Band leader Eric Brace had begun down the road of live music in college playing with a bluegrass band, the Mystic Valley Mountaineers outside Boston. Meanwhile brother Alan Brace had been playing mandolin out in Colorado with the Pinetop Rhythm Band. Back in D.C. in the mid-'80s, the Brace boys formed B-Time, a guitar-pop band that released an EP, then faded right around 1990.
They then created the Beggars, along with pedal steel player Dave Van Allen, among many other amazing musicians (bassist Tom Kane, drummer John Moremen [guitarist in the Neighbors], guitarist/singer Alice Despard). The Beggars lasted about a year, exploring a more rootsy sound, before disbanding. Alan pursued a project called Mumbly Peg, while Eric joined Kevin Johnson's band the Linemen, along with guitarist Bill Williams.
Eric and Bill left the Linemen in 1994, and pondered putting a band together. Recruiting Alan (harmonica and vocals) and Scott McKnight [on bass, another ex-Neighbors guy] and drummer Evan Pollack and mandolinist James Key, Eric and company performed a few times in '94 and '95 as Peach and then as Last Train Home, taking their name from a song Eric (and musician pal Jim Greenfield) had written back in the '80s.
That incarnation called it quits, and Eric, Bill and Alan begged Martin Lynds to play drums and Jim Gray to play bass. Martin was known to them primarily because he'd been the doorman at IOTA, their regular Virginia watering hole, but also 'cause he played a mean trap kit with the rock band El Quatro. Jim Gray was on their radar as a former bassist with Kelly Willis's old unit, Kelly & the Fireballs, as well as rocking the low end for the great band the Graverobbers.
So there they were, January '97, needing like the dickens to rock the world. So they rehearsed and pulled it all together and managed to play a swell opening set for the Wacos. Afterwords, they all looked at each other and said: Hey we're a band! The debut, self-titled CD soon followed, arriving in December '97.
And a couple of years later, Scott McKnight was back in the fold, this time playing various electric guitars, along with Bill Williams. Doug Derryberry (when not producing LTH and touring with Bruce Hornsby) also joins in on guitars, pianos, mandolins etc whenever he can.

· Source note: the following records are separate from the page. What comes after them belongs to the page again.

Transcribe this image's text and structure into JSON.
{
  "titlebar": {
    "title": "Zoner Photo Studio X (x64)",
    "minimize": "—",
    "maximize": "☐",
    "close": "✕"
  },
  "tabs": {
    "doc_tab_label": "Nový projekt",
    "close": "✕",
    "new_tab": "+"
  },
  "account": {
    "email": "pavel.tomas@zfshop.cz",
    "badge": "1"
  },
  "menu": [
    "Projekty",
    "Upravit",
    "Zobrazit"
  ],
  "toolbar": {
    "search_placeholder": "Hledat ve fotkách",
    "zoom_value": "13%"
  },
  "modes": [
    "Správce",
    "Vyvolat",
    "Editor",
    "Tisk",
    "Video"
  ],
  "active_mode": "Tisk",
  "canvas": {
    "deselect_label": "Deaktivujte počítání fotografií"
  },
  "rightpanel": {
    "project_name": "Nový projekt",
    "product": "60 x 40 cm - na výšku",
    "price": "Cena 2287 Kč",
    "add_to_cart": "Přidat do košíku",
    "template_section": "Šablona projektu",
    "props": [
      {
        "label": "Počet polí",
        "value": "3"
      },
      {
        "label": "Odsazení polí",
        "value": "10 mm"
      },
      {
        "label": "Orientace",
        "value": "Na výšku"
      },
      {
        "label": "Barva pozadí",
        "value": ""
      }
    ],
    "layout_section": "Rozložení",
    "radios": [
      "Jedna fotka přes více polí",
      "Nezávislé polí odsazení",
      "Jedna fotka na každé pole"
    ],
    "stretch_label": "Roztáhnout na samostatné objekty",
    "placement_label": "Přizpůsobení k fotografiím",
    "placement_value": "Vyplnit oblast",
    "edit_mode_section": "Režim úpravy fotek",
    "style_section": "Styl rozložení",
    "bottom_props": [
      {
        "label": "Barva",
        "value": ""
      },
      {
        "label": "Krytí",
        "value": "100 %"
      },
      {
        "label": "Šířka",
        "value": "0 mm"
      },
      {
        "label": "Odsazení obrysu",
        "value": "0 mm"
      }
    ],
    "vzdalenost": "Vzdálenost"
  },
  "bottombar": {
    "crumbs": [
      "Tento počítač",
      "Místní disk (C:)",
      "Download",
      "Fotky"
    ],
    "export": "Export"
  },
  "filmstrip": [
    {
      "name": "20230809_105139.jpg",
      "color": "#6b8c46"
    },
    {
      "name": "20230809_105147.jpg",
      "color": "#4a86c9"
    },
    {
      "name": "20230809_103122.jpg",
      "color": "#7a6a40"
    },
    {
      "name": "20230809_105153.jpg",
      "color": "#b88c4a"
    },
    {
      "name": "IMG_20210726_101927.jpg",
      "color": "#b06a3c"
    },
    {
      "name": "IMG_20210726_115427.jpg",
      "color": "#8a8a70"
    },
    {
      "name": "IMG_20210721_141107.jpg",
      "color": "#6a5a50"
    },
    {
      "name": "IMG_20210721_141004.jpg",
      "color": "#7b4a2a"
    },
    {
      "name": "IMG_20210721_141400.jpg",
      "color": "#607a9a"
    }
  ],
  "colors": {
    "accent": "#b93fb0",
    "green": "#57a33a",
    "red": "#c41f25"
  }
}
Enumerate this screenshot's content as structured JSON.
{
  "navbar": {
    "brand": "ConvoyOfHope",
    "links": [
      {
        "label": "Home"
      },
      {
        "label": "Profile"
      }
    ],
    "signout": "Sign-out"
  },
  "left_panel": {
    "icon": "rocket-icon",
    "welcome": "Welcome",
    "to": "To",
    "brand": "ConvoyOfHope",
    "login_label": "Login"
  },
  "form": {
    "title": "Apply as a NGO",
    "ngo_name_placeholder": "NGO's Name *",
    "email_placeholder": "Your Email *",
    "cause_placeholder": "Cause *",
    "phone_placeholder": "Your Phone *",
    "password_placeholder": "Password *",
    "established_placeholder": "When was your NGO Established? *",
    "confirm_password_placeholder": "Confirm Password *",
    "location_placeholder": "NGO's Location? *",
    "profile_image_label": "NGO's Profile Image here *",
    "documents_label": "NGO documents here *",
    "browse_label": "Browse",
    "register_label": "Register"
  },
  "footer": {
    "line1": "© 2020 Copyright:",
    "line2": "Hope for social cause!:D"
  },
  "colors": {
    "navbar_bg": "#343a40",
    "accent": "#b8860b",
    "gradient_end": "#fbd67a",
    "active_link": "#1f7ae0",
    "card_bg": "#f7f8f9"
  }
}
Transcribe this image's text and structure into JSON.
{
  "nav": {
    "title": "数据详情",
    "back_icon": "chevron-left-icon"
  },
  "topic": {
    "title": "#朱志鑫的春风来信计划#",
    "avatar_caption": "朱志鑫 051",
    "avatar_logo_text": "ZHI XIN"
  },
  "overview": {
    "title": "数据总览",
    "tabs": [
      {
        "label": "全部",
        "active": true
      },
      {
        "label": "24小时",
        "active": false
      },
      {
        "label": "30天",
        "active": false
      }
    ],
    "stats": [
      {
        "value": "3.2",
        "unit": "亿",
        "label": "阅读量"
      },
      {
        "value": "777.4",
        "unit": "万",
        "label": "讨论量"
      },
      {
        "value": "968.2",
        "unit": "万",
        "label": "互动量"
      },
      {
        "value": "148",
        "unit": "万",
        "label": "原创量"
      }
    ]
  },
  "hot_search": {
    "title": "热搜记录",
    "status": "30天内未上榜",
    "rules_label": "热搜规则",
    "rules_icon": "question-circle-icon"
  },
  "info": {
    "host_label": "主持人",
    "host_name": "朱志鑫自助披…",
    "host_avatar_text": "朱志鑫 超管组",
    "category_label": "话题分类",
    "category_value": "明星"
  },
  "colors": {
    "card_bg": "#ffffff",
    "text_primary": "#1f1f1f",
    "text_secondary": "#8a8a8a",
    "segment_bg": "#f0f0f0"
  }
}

Trumpeter Kevin Cordt joined up in late '99 after playing on the "True North" sessions ("True North" was released in October 1999), and Dave Van Allen plays with the band whenever he can make the trip down from Doylestown PA or whenever LTH gets up to Philly.
In November 2000, LTH released "Holiday Limited," 30 minutes of silly yet wonderful holiday music. In March 2001, the band will be in Brooklyn recording its next full CD. To keep them busy 'til then, they're recording songs that will find their way onto two separate tribute CDs: One for Mike Nesmith, one for Nanci Griffith. These will complement nicely the two tribute CDs LTH is already featured on (for the Blasters and for Gene Clark).